What does it mean for Starmer and Labour?
It’s unclear what Trump thinks about Musk’s recent obsession with British politics altogether – as he rails against Keir Starmer and other US allies hour by hour, and whether this online trolling will be tolerated after he takes up his job in the White House.
This is a question that Labour officials are eagerly awaiting the answer to, although there may be some relief that the criticism is now being turned on Farage.

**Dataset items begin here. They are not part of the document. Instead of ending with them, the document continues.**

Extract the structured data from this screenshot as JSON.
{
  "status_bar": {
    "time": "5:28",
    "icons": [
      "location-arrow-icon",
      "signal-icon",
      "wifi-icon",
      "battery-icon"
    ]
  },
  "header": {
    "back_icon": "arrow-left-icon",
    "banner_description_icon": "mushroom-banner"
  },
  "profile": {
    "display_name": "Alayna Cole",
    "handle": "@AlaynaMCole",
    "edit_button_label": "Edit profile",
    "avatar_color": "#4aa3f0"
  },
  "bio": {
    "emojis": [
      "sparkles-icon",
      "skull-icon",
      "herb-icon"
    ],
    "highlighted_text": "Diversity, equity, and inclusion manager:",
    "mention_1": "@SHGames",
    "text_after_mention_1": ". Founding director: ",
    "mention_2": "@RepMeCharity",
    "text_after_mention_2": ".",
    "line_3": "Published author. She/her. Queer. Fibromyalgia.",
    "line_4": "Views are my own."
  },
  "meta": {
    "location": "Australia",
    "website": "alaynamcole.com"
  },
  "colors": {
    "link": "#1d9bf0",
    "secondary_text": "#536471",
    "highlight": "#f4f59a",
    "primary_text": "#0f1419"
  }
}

Musk has – in the last day or two alone – made a series of incendiary and unfounded accusations against Starmer, claiming he was “complicit in the rape of Britain”, that he is “guilty of terrible crimes” and questioning whether he, as director of public prosecutions, “allowed rape gangs to exploit young girls without facing justice?”
Wes Streeting, the health secretary, doing interviews today, said Musk’s criticism was “completely ill-judged and ill-founded” and that Starmer had done a huge amount to support victims and achieve prosecutions in grooming cases. But largely, the government are trying to ignore the noise.
Kemi Badenoch was accused of dancing to Musk’s tune by calling for a national inquiry into grooming gangs – the Conservatives having rejected one when in government just two years ago.
An unelected US-based billionaire is now setting a cat among the pigeons for all parties in Britain – and throwing issues into the limelight which none will find easy to ignore.